Benoît et Manon (San Isidoro de Valdeiglesiais, 7 juin 2017)

Rencontré Benoît, technicien comptable de Brownsburg, au nord de Lachute. Il me raconte que sa femme et lui font le Camino chacun de son bord; elle avait une semaine d’avance au départ, je crois comprendre que ce n’est plus tout-à-fait le cas, mais bon, le principe est que chacun vit son propre chemin.

Il me raconte qu’il est travailleur autonome, sa femme aussi, ils travaillent dans la même firme, la leur… Pendant leur absence, leur fille et la belle-sœur de Benoît s’occupent des urgences et de faire tourner la boîte. Au retour, vers la mi-juillet,il va y avoir du boulot, oui, mais pas une montagne.

D’ailleurs, il ajoute que sa femme lui a écrit à ce sujet, la veille: « Bon, en rentrant, on fait ce qu’il y a à faire, puis on se prend deux semaines en août pis on part en lune de miel! »
-Hey, ça va faire 63 jours qu’on se s’ra pas vus!

Précision lexicale et plaidoyer (7 juin 2017)

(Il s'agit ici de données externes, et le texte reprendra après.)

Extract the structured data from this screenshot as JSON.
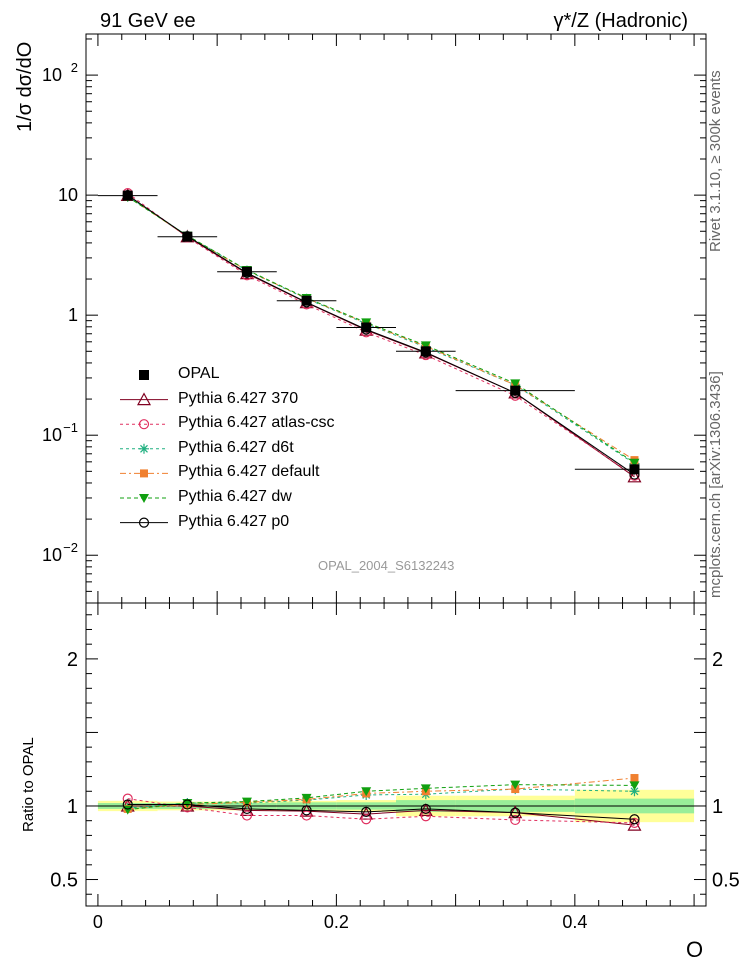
{
  "header": {
    "left": "91 GeV ee",
    "right": "γ*/Z (Hadronic)"
  },
  "side_text": {
    "rivet": "Rivet 3.1.10, ≥ 300k events",
    "mcplots": "mcplots.cern.ch [arXiv:1306.3436]"
  },
  "watermark": "OPAL_2004_S6132243",
  "chart_data": [
    {
      "type": "line",
      "scale": "log",
      "ylabel": "1/σ dσ/dO",
      "ylim": [
        0.004,
        220
      ],
      "xlim": [
        -0.01,
        0.51
      ],
      "ytick_labels": [
        {
          "v": 0.01,
          "label": "10",
          "exp": "−2"
        },
        {
          "v": 0.1,
          "label": "10",
          "exp": "−1"
        },
        {
          "v": 1,
          "label": "1",
          "exp": ""
        },
        {
          "v": 10,
          "label": "10",
          "exp": ""
        },
        {
          "v": 100,
          "label": "10",
          "exp": "2"
        }
      ],
      "x": [
        0.025,
        0.075,
        0.125,
        0.175,
        0.225,
        0.275,
        0.35,
        0.45
      ],
      "xerr": [
        0.025,
        0.025,
        0.025,
        0.025,
        0.025,
        0.025,
        0.05,
        0.05
      ],
      "data": {
        "name": "OPAL",
        "values": [
          9.9,
          4.5,
          2.3,
          1.32,
          0.79,
          0.5,
          0.235,
          0.052
        ]
      },
      "series": [
        {
          "name": "Pythia 6.427 370",
          "color": "#800020",
          "dash": "",
          "marker": "triangle-open",
          "values": [
            9.95,
            4.5,
            2.22,
            1.27,
            0.75,
            0.485,
            0.225,
            0.045
          ]
        },
        {
          "name": "Pythia 6.427 atlas-csc",
          "color": "#e03060",
          "dash": "3,3",
          "marker": "circle-open",
          "values": [
            10.4,
            4.45,
            2.15,
            1.23,
            0.72,
            0.465,
            0.213,
            0.046
          ]
        },
        {
          "name": "Pythia 6.427 d6t",
          "color": "#20b080",
          "dash": "3,3",
          "marker": "star",
          "values": [
            9.75,
            4.6,
            2.35,
            1.37,
            0.85,
            0.54,
            0.262,
            0.058
          ]
        },
        {
          "name": "Pythia 6.427 default",
          "color": "#f08030",
          "dash": "6,3,2,3",
          "marker": "square",
          "values": [
            9.7,
            4.55,
            2.36,
            1.38,
            0.86,
            0.55,
            0.262,
            0.062
          ]
        },
        {
          "name": "Pythia 6.427 dw",
          "color": "#10a010",
          "dash": "4,3",
          "marker": "triangle-down",
          "values": [
            9.65,
            4.6,
            2.38,
            1.39,
            0.87,
            0.56,
            0.27,
            0.059
          ]
        },
        {
          "name": "Pythia 6.427 p0",
          "color": "#000000",
          "dash": "",
          "marker": "circle-open",
          "values": [
            10.0,
            4.55,
            2.25,
            1.28,
            0.76,
            0.49,
            0.225,
            0.047
          ]
        }
      ]
    },
    {
      "type": "line",
      "ylabel": "Ratio to OPAL",
      "xlabel": "O",
      "ylim": [
        0.32,
        2.38
      ],
      "xlim": [
        -0.01,
        0.51
      ],
      "xticks": [
        0,
        0.2,
        0.4
      ],
      "xtick_labels": [
        "0",
        "0.2",
        "0.4"
      ],
      "yticks": [
        0.5,
        1,
        2
      ],
      "ytick_labels": [
        "0.5",
        "1",
        "2"
      ],
      "x": [
        0.025,
        0.075,
        0.125,
        0.175,
        0.225,
        0.275,
        0.35,
        0.45
      ],
      "band_inner": [
        0.02,
        0.02,
        0.02,
        0.025,
        0.025,
        0.04,
        0.04,
        0.05
      ],
      "band_outer": [
        0.035,
        0.03,
        0.03,
        0.035,
        0.04,
        0.07,
        0.07,
        0.11
      ],
      "series_ratios": {
        "Pythia 6.427 370": [
          1.0,
          1.0,
          0.97,
          0.965,
          0.945,
          0.97,
          0.955,
          0.87
        ],
        "Pythia 6.427 atlas-csc": [
          1.05,
          0.99,
          0.935,
          0.935,
          0.91,
          0.93,
          0.905,
          0.885
        ],
        "Pythia 6.427 d6t": [
          0.985,
          1.02,
          1.02,
          1.04,
          1.075,
          1.08,
          1.115,
          1.1
        ],
        "Pythia 6.427 default": [
          0.98,
          1.01,
          1.025,
          1.045,
          1.085,
          1.1,
          1.115,
          1.19
        ],
        "Pythia 6.427 dw": [
          0.975,
          1.02,
          1.03,
          1.055,
          1.1,
          1.12,
          1.145,
          1.14
        ],
        "Pythia 6.427 p0": [
          1.01,
          1.01,
          0.98,
          0.97,
          0.96,
          0.98,
          0.955,
          0.91
        ]
      }
    }
  ]
}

Madame Sylvette Montal, notre prof de français en secondaire IV et V (à qui je dédie ce billet), nous a un jour écrit trois mots en latin au tableau; un de ces mots était « hospedalem ». Elle nous parlait, ce jour-là, de l’évolution des langues et des nombreuses fois où des lettrés avaient entrepris de nettoyer la langue, ramener une propreté originale… Enfin, toujours est-il que « hospedalem » est entré deux fois dans les langues latines. La première fois, ça a dérivé en hôtel, hostal, et la seconde fois, au moyen-âge, hôpital et hospital (en intalien: ospedale). À l’origine, l’hôpital était un lieu d’accueil des voyageurs et des pèlerins, et on y soignait ceux qui étaient malades. L’histoire du mot explique pourquoi, dans bien des villes francophones, l’Hôtel-Dieu est le plus ancien hôpital.

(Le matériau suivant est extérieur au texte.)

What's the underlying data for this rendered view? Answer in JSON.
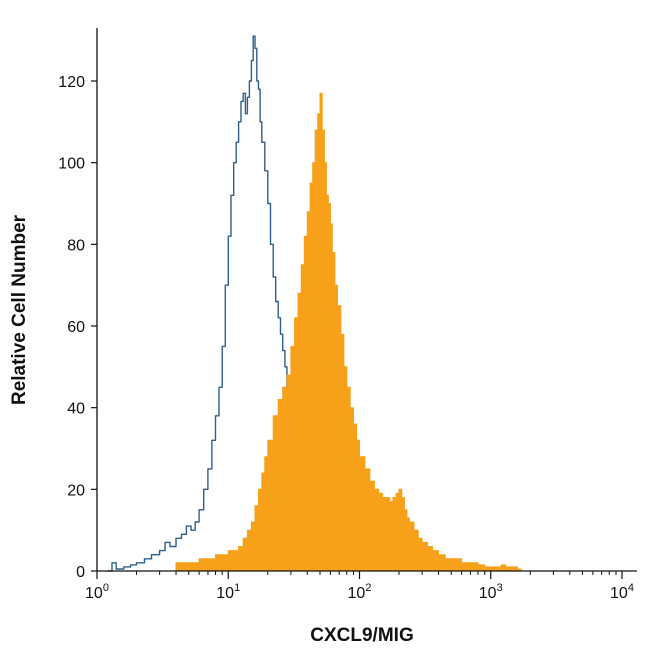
{
  "chart_data": {
    "type": "histogram",
    "xlabel": "CXCL9/MIG",
    "ylabel": "Relative Cell Number",
    "x_scale": "log",
    "xlim": [
      1,
      10000
    ],
    "ylim": [
      0,
      132
    ],
    "x_ticks": [
      {
        "value": 1,
        "base": "10",
        "exp": "0"
      },
      {
        "value": 10,
        "base": "10",
        "exp": "1"
      },
      {
        "value": 100,
        "base": "10",
        "exp": "2"
      },
      {
        "value": 1000,
        "base": "10",
        "exp": "3"
      },
      {
        "value": 10000,
        "base": "10",
        "exp": "4"
      }
    ],
    "y_ticks": [
      "0",
      "20",
      "40",
      "60",
      "80",
      "100",
      "120"
    ],
    "grid": false,
    "legend": "none",
    "series": [
      {
        "style": "outline",
        "color": "#2e5f8a",
        "points": [
          [
            1.2,
            0
          ],
          [
            1.3,
            2
          ],
          [
            1.4,
            0.5
          ],
          [
            1.6,
            1
          ],
          [
            1.8,
            1.5
          ],
          [
            2,
            2
          ],
          [
            2.3,
            3
          ],
          [
            2.6,
            4
          ],
          [
            3,
            5
          ],
          [
            3.3,
            7
          ],
          [
            3.6,
            6
          ],
          [
            4,
            8
          ],
          [
            4.4,
            9
          ],
          [
            4.8,
            11
          ],
          [
            5.2,
            10
          ],
          [
            5.6,
            12
          ],
          [
            6,
            15
          ],
          [
            6.5,
            20
          ],
          [
            7,
            25
          ],
          [
            7.5,
            32
          ],
          [
            8,
            38
          ],
          [
            8.5,
            45
          ],
          [
            9,
            55
          ],
          [
            9.5,
            70
          ],
          [
            10,
            82
          ],
          [
            10.5,
            92
          ],
          [
            11,
            100
          ],
          [
            11.5,
            105
          ],
          [
            12,
            110
          ],
          [
            12.5,
            115
          ],
          [
            13,
            117
          ],
          [
            13.5,
            112
          ],
          [
            14,
            116
          ],
          [
            14.5,
            120
          ],
          [
            15,
            125
          ],
          [
            15.5,
            131
          ],
          [
            16,
            128
          ],
          [
            16.5,
            120
          ],
          [
            17,
            118
          ],
          [
            17.5,
            110
          ],
          [
            18,
            105
          ],
          [
            19,
            98
          ],
          [
            20,
            90
          ],
          [
            21,
            80
          ],
          [
            22,
            72
          ],
          [
            23,
            66
          ],
          [
            24,
            62
          ],
          [
            25,
            58
          ],
          [
            26,
            54
          ],
          [
            27,
            50
          ],
          [
            28,
            42
          ],
          [
            29,
            30
          ],
          [
            30,
            18
          ],
          [
            31,
            8
          ],
          [
            32,
            3
          ],
          [
            34,
            0
          ]
        ]
      },
      {
        "style": "filled",
        "color": "#f7a11a",
        "points": [
          [
            3.8,
            0
          ],
          [
            4,
            2
          ],
          [
            5,
            2
          ],
          [
            6,
            3
          ],
          [
            7,
            3
          ],
          [
            8,
            4
          ],
          [
            9,
            4
          ],
          [
            10,
            5
          ],
          [
            11,
            5
          ],
          [
            12,
            6
          ],
          [
            13,
            8
          ],
          [
            14,
            10
          ],
          [
            15,
            12
          ],
          [
            16,
            16
          ],
          [
            17,
            20
          ],
          [
            18,
            24
          ],
          [
            19,
            28
          ],
          [
            20,
            32
          ],
          [
            22,
            38
          ],
          [
            24,
            42
          ],
          [
            26,
            45
          ],
          [
            28,
            48
          ],
          [
            30,
            55
          ],
          [
            32,
            62
          ],
          [
            34,
            68
          ],
          [
            36,
            75
          ],
          [
            38,
            82
          ],
          [
            40,
            88
          ],
          [
            42,
            95
          ],
          [
            44,
            100
          ],
          [
            46,
            108
          ],
          [
            48,
            112
          ],
          [
            50,
            117
          ],
          [
            52,
            108
          ],
          [
            54,
            100
          ],
          [
            56,
            92
          ],
          [
            58,
            90
          ],
          [
            60,
            85
          ],
          [
            62,
            78
          ],
          [
            65,
            70
          ],
          [
            68,
            65
          ],
          [
            72,
            58
          ],
          [
            76,
            50
          ],
          [
            80,
            45
          ],
          [
            85,
            40
          ],
          [
            90,
            36
          ],
          [
            95,
            32
          ],
          [
            100,
            28
          ],
          [
            110,
            25
          ],
          [
            120,
            22
          ],
          [
            130,
            20
          ],
          [
            140,
            19
          ],
          [
            150,
            18
          ],
          [
            160,
            18
          ],
          [
            170,
            17
          ],
          [
            180,
            18
          ],
          [
            190,
            19
          ],
          [
            200,
            20
          ],
          [
            210,
            18
          ],
          [
            220,
            15
          ],
          [
            230,
            13
          ],
          [
            240,
            12
          ],
          [
            260,
            10
          ],
          [
            280,
            8
          ],
          [
            300,
            7
          ],
          [
            330,
            6
          ],
          [
            360,
            5
          ],
          [
            400,
            4
          ],
          [
            450,
            3
          ],
          [
            500,
            3
          ],
          [
            600,
            2
          ],
          [
            700,
            2
          ],
          [
            800,
            1.5
          ],
          [
            900,
            1
          ],
          [
            1000,
            1
          ],
          [
            1100,
            1
          ],
          [
            1200,
            1.5
          ],
          [
            1300,
            1
          ],
          [
            1400,
            1
          ],
          [
            1500,
            1
          ],
          [
            1600,
            0.5
          ],
          [
            1700,
            0
          ]
        ]
      }
    ]
  }
}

… Pour être très franc, avec tous ces mots qui se ressemblent tant entre les langues, avec tous ces paysages, toutes ces constructions de styles approchant, oui, j’ai souvent la conscience de marcher dans les lointaines ruines de l’empire Romain.

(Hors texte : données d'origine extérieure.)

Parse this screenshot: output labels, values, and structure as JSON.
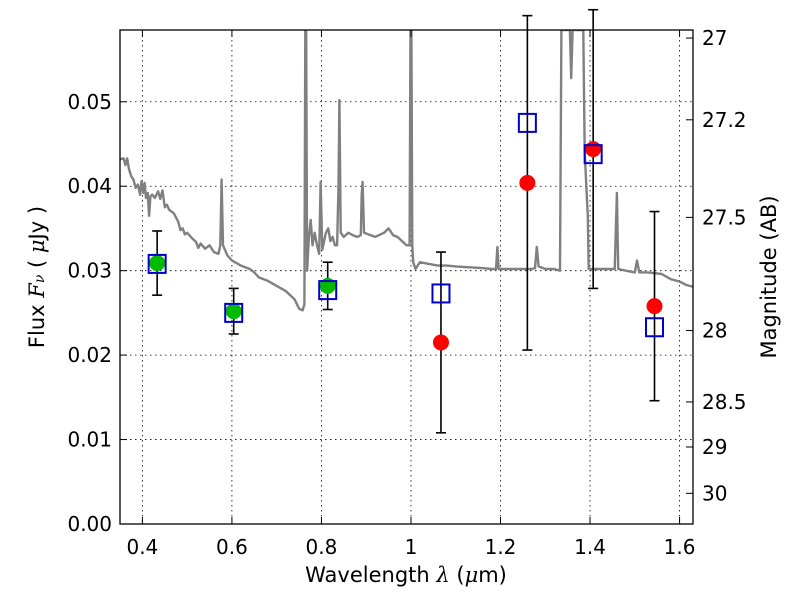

Cela dit, parlant du français… Nous avons un problème. Des tas de gens sur le Camino sont contents de massacrer l’allemand, de maganer l’italien, de fausser l’espagnol… Mais le français? « Ah, non, je vous assure, je ne parle pas du tout français! » Ben voyons, tu me niaises?

Non, il ou elle ne me niaise pas… Et c’est un grave problème. L’exigence de qualité, voire de perfection, dans l’enseignement de la langue donne des armées de gens paralysés à l’idée de faire une erreur… C’est triste.

Réagissons: parlons lentement, aidons les autres, écoutons-les patiemment et doucement.

J’ai fait cadeau à Britta d’un caillou, pour qu’elle l’abandonne à la Croix de Fer, caillou qui porterait sa hantise de parler français.

English digest: french language is cool Try it, you’ll love it!